The Perfect Balance For Hybrid Work: 2 Days In Office 

Spending two days in the office could be the “sweet spot” that workers and bosses alike have been chasing.

New research suggests that two days in the office and three days at home might be the right schedule for the labor market.

The news comes from researchers Prithwiraj Choudhury, Tarun Khanna, Christos Makridis, and Kyle Schirmann.

They analized results in their “Review of Economics and Statistics”. The sample used was of 148 employees at BRAC, the world’s largest NGO in Bangladesh.

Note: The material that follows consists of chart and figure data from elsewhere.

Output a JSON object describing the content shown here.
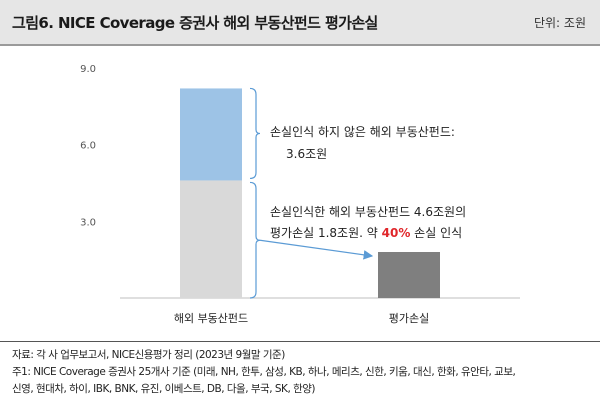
{
  "header": {
    "title": "그림6. NICE Coverage 증권사 해외 부동산펀드 평가손실",
    "unit": "단위: 조원"
  },
  "chart_data": {
    "type": "bar",
    "categories": [
      "해외 부동산펀드",
      "평가손실"
    ],
    "stacked_series": [
      {
        "name": "손실인식 하지 않은 해외 부동산펀드",
        "color": "#9dc3e6",
        "values": [
          3.6,
          0
        ]
      },
      {
        "name": "손실인식한 해외 부동산펀드",
        "color": "#d9d9d9",
        "values": [
          4.6,
          0
        ]
      }
    ],
    "loss_series": {
      "name": "평가손실",
      "color": "#7f7f7f",
      "values": [
        0,
        1.8
      ]
    },
    "ylim": [
      0,
      9.0
    ],
    "yticks": [
      "9.0",
      "6.0",
      "3.0"
    ],
    "ytick_values": [
      9.0,
      6.0,
      3.0
    ],
    "grid": false,
    "annotations": {
      "upper": {
        "line1": "손실인식 하지 않은 해외 부동산펀드:",
        "line2": "3.6조원"
      },
      "lower": {
        "line1": "손실인식한 해외 부동산펀드 4.6조원의",
        "line2_prefix": "평가손실 1.8조원. 약 ",
        "line2_highlight": "40%",
        "line2_suffix": " 손실 인식",
        "highlight_color": "#e0262a"
      }
    }
  },
  "footer": {
    "line1": "자료: 각 사 업무보고서, NICE신용평가 정리 (2023년 9월말 기준)",
    "line2": "주1: NICE Coverage 증권사 25개사 기준 (미래, NH, 한투, 삼성, KB, 하나, 메리츠, 신한, 키움, 대신, 한화, 유안타, 교보,",
    "line3": "신영, 현대차, 하이, IBK, BNK, 유진, 이베스트, DB, 다올, 부국, SK, 한양)"
  }
}
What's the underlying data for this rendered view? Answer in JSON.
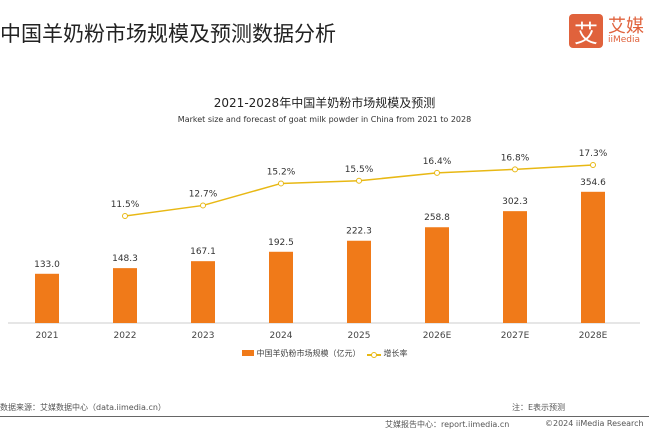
{
  "page": {
    "title": "中国羊奶粉市场规模及预测数据分析",
    "logo_cn": "艾媒",
    "logo_en": "iiMedia",
    "logo_mark": "艾",
    "source": "数据来源：艾媒数据中心（data.iimedia.cn）",
    "note": "注：E表示预测",
    "footer_report": "艾媒报告中心：report.iimedia.cn",
    "footer_copyright": "©2024  iiMedia Research"
  },
  "chart_data": {
    "type": "bar",
    "title": "2021-2028年中国羊奶粉市场规模及预测",
    "subtitle": "Market size and forecast of goat milk powder in China from 2021 to 2028",
    "categories": [
      "2021",
      "2022",
      "2023",
      "2024",
      "2025",
      "2026E",
      "2027E",
      "2028E"
    ],
    "series": [
      {
        "name": "中国羊奶粉市场规模（亿元）",
        "type": "bar",
        "color": "#f07a19",
        "values": [
          133.0,
          148.3,
          167.1,
          192.5,
          222.3,
          258.8,
          302.3,
          354.6
        ],
        "labels": [
          "133.0",
          "148.3",
          "167.1",
          "192.5",
          "222.3",
          "258.8",
          "302.3",
          "354.6"
        ]
      },
      {
        "name": "增长率",
        "type": "line",
        "color": "#e8b814",
        "values": [
          null,
          11.5,
          12.7,
          15.2,
          15.5,
          16.4,
          16.8,
          17.3
        ],
        "labels": [
          "",
          "11.5%",
          "12.7%",
          "15.2%",
          "15.5%",
          "16.4%",
          "16.8%",
          "17.3%"
        ]
      }
    ],
    "legend": "bottom",
    "grid": false
  }
}
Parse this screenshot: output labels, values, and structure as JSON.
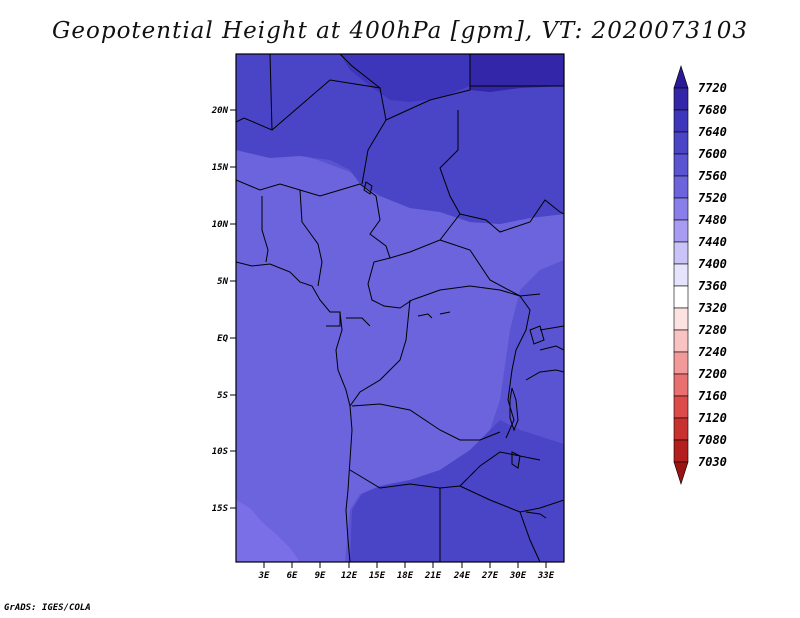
{
  "title": "Geopotential Height at 400hPa [gpm], VT: 2020073103",
  "footer": "GrADS: IGES/COLA",
  "map": {
    "lat_labels": [
      "20N",
      "15N",
      "10N",
      "5N",
      "EQ",
      "5S",
      "10S",
      "15S"
    ],
    "lon_labels": [
      "3E",
      "6E",
      "9E",
      "12E",
      "15E",
      "18E",
      "21E",
      "24E",
      "27E",
      "30E",
      "33E"
    ]
  },
  "colorbar": {
    "levels": [
      "7720",
      "7680",
      "7640",
      "7600",
      "7560",
      "7520",
      "7480",
      "7440",
      "7400",
      "7360",
      "7320",
      "7280",
      "7240",
      "7200",
      "7160",
      "7120",
      "7080",
      "7030"
    ],
    "colors": [
      "#2a1a96",
      "#3326a8",
      "#3d36ba",
      "#4a44c6",
      "#5a54d2",
      "#6b64dc",
      "#8a7fea",
      "#a89cf2",
      "#c9c3f8",
      "#e6e3fc",
      "#ffffff",
      "#fde2e2",
      "#f9c3c3",
      "#f29a9a",
      "#e87070",
      "#dc4a4a",
      "#c93030",
      "#b31e1e",
      "#9a1414"
    ]
  },
  "field_colors": {
    "lowest": "#7a6fe6",
    "low": "#6b64dc",
    "mid": "#5a54d2",
    "high": "#4a44c6",
    "higher": "#3d36ba",
    "highest": "#3326a8"
  }
}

Before 2020 and the pandemic, those BRAC employees were in the office five days a week.

Employees in the experiment were randomly selected to come into the office over a period of nine weeks, around 35 workdays.

At the end of the experiment, researchers split the employees up into three different buckets of work-from-home based on how many days they were randomly assigned to come into the office. 

“High” work-from-home meant that they spent an average of 0-1 days in the office a week. “Intermediate” meant an average of 2 days in office a week, and “Low” meant 15 or more days in office.

Research found “intermediate” workers were more satisfied at work. They also had greater work-life balance and felt less isolated.

Their managers were also more likely to rate them better than workers in the other two buckets of WFH.

“Intermediate WFH is plausibly the sweet spot, where employees report greater satisfaction and lower isolation,” the authors write.

“And yet, they receive no penalties in performance ratings compared to peers who work more or fewer days in the office.”